Since the violent clashes at Chinese University, protesters and students have also been fortifying campuses at the University of Hong Kong and Baptist University.
Notable action yesterday included people firing arrows at police patrolling around the intersection of Austin Road and Chatham Road South near the PolyU.
Tear gas was fired in return, which led to rioters responding with more arrows and flower pots.
Six arrows were found after what people saw as a bizarre version of the movie Hunger Games.
Rioters also set fire to toll booths at Cross Harbour Tunnel - action that started on Wednesday night.
Large objects were hurled to the roadway from a bridge connecting PolyU to the MTR Hung Hom station, preventing vehicles from getting close to the tunnel and foiling attempts to clear the road.
There was a barrage of petrol bombs thrown at toll booths at 8pm and at a truck attempting to crash road blocks in the area.
Fortifications in the area included the university entrance facing Cheong Wan Road being completely sealed.
On the firing of arrows at police, which started at CUHK, Secretary for Security John Lee Ka-chiu talked of murderous acts.

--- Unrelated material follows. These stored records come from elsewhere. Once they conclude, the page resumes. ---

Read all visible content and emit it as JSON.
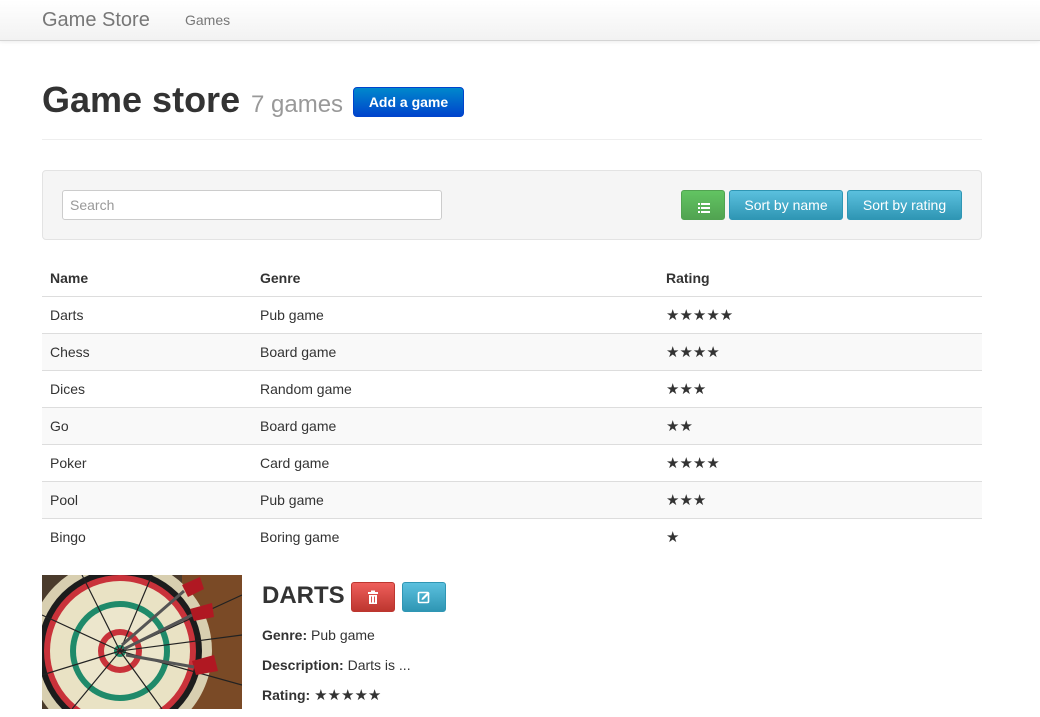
{
  "navbar": {
    "brand": "Game Store",
    "links": [
      "Games"
    ]
  },
  "header": {
    "title": "Game store",
    "count": "7 games",
    "add_label": "Add a game"
  },
  "toolbar": {
    "search_placeholder": "Search",
    "list_icon": "list-icon",
    "sort_name_label": "Sort by name",
    "sort_rating_label": "Sort by rating"
  },
  "table": {
    "headers": [
      "Name",
      "Genre",
      "Rating"
    ],
    "rows": [
      {
        "name": "Darts",
        "genre": "Pub game",
        "rating": "★★★★★"
      },
      {
        "name": "Chess",
        "genre": "Board game",
        "rating": "★★★★"
      },
      {
        "name": "Dices",
        "genre": "Random game",
        "rating": "★★★"
      },
      {
        "name": "Go",
        "genre": "Board game",
        "rating": "★★"
      },
      {
        "name": "Poker",
        "genre": "Card game",
        "rating": "★★★★"
      },
      {
        "name": "Pool",
        "genre": "Pub game",
        "rating": "★★★"
      },
      {
        "name": "Bingo",
        "genre": "Boring game",
        "rating": "★"
      }
    ]
  },
  "detail": {
    "name": "DARTS",
    "genre_label": "Genre:",
    "genre": "Pub game",
    "description_label": "Description:",
    "description": "Darts is ...",
    "rating_label": "Rating:",
    "rating": "★★★★★"
  },
  "colors": {
    "primary": "#0044cc",
    "success": "#51a351",
    "info": "#2f96b4",
    "danger": "#bd362f"
  }
}
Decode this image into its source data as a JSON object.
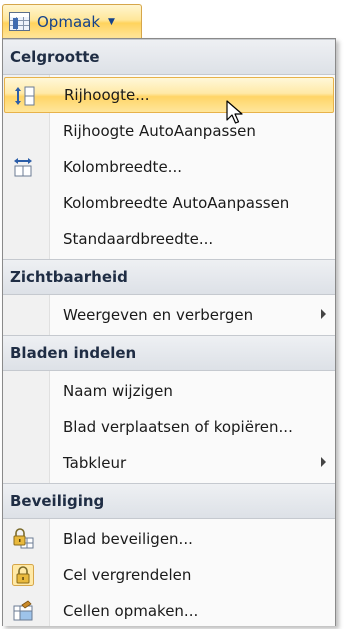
{
  "ribbon_button": {
    "label": "Opmaak",
    "icon": "format-cells-grid-icon"
  },
  "menu": {
    "sections": [
      {
        "header": "Celgrootte",
        "items": [
          {
            "label": "Rijhoogte...",
            "icon": "row-height-icon",
            "highlighted": true
          },
          {
            "label": "Rijhoogte AutoAanpassen",
            "icon": ""
          },
          {
            "label": "Kolombreedte...",
            "icon": "column-width-icon"
          },
          {
            "label": "Kolombreedte AutoAanpassen",
            "icon": ""
          },
          {
            "label": "Standaardbreedte...",
            "icon": ""
          }
        ]
      },
      {
        "header": "Zichtbaarheid",
        "items": [
          {
            "label": "Weergeven en verbergen",
            "icon": "",
            "submenu": true
          }
        ]
      },
      {
        "header": "Bladen indelen",
        "items": [
          {
            "label": "Naam wijzigen",
            "icon": ""
          },
          {
            "label": "Blad verplaatsen of kopiëren...",
            "icon": ""
          },
          {
            "label": "Tabkleur",
            "icon": "",
            "submenu": true
          }
        ]
      },
      {
        "header": "Beveiliging",
        "items": [
          {
            "label": "Blad beveiligen...",
            "icon": "protect-sheet-icon"
          },
          {
            "label": "Cel vergrendelen",
            "icon": "lock-cell-icon"
          },
          {
            "label": "Cellen opmaken...",
            "icon": "format-cells-icon"
          }
        ]
      }
    ]
  },
  "colors": {
    "highlight": "#ffd567",
    "header_bg": "#dde1e7",
    "ribbon_text": "#15428b"
  }
}
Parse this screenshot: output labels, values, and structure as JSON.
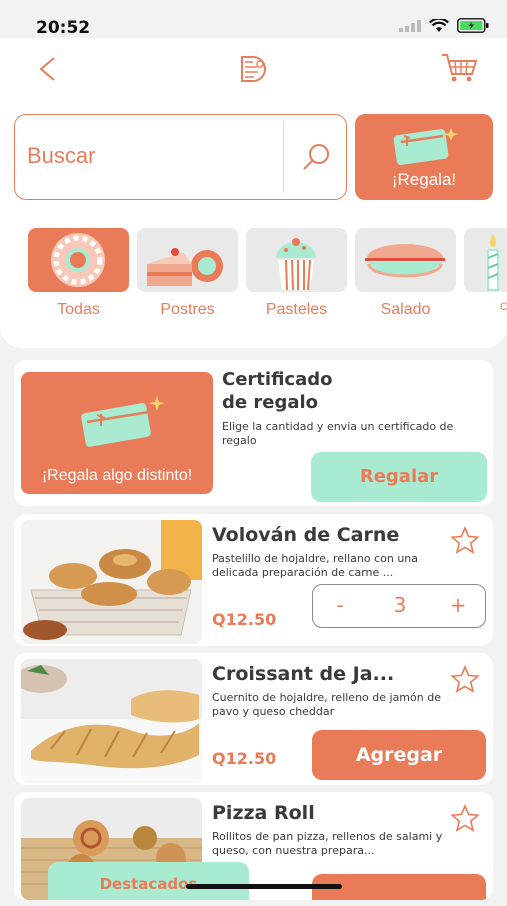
{
  "status_bar": {
    "time": "20:52"
  },
  "search": {
    "placeholder": "Buscar"
  },
  "gift_button": {
    "label": "¡Regala!"
  },
  "categories": [
    {
      "label": "Todas",
      "active": true
    },
    {
      "label": "Postres",
      "active": false
    },
    {
      "label": "Pasteles",
      "active": false
    },
    {
      "label": "Salado",
      "active": false
    },
    {
      "label": "Comp",
      "active": false
    }
  ],
  "gift_card": {
    "image_text": "¡Regala algo distinto!",
    "title_line1": "Certificado",
    "title_line2": "de regalo",
    "description": "Elige la cantidad y envia un certificado de regalo",
    "button_label": "Regalar"
  },
  "products": [
    {
      "name": "Volován de Carne",
      "description": "Pastelillo de hojaldre, rellano con una delicada preparación de carne ...",
      "price": "Q12.50",
      "quantity": "3",
      "minus": "-",
      "plus": "+"
    },
    {
      "name": "Croissant de Ja...",
      "description": "Cuernito de hojaldre, relleno de jamón de pavo y queso cheddar",
      "price": "Q12.50",
      "button_label": "Agregar"
    },
    {
      "name": "Pizza Roll",
      "description": "Rollitos de pan pizza, rellenos de salami y queso, con nuestra prepara..."
    }
  ],
  "bottom_tab": {
    "label": "Destacados"
  },
  "colors": {
    "accent": "#ea7b59",
    "mint": "#a8ebd0",
    "background": "#f2f2f2"
  }
}
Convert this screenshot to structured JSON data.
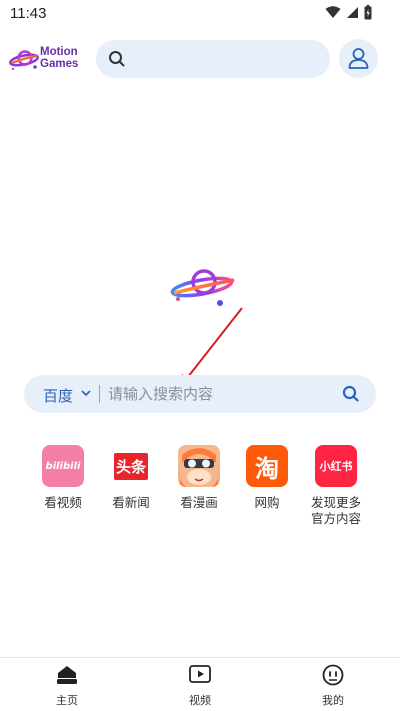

"Violence in CUHK is like a cancer cell, spreading to other universities," added Police Public Relations Branch chief superintendent John Tse Chun-Chung.
After the arrows flew at CUHK, he said, people were using bows at Baptist University.
"Rioters have turned [CUHK] into a weapons factory," Tse went on. "This has spread to other universities. Their actions have pushed them a step closer to terrorism."
Besides bows, he said, protesters used giant catapults for firing arrows as well as bricks and petrol bombs.
Tse also said many protesters at CUHK were not students.
Police were not yet ready to intervene on that campus, he said, but officers will enter the university if staff or students are endangered.
Most canteens at CUHK halted services, but volunteers managed to get into the kitchens and cooked meals for protesters with ingredients sent into the campus by supporters.
Protesters were meanwhile stationed at all university entrances, checking the identities and belongings of all visitors.
One checker said they were on guard against undercover police.
In Kowloon Tong, protesters at Baptist U erected a giant catapult as they spread roadblocks along Junction Road and Waterloo Road, cutting off traffic to Lion Rock Tunnel.
It was also tense around the People's Liberation Army's Osborn Barracks in Kowloon Tong, just opposite Baptist U. Soldiers shouted "Rubbish" and "Pay for your dues" in Putonghua when protesters approached. And the clicking sounds of firearms being checked could be heard.
At HKU, deputy vice chancellor Richard Wong Yue-chim and dean of science Matthew Evans pleaded for students to back off from roads after what appeared to be petrol bombs were seen.
Evans also removed spiked road blocks on Bonham Road.
Bricks had been thrown off a bridge and hit a man trying to remove obstacles near the campus on Tuesday, and he remained in critical condition yesterday.
And Chief Secretary for Administration Matthew Cheung Kin-chung yesterday described spreading chaos and violence as "anarchy."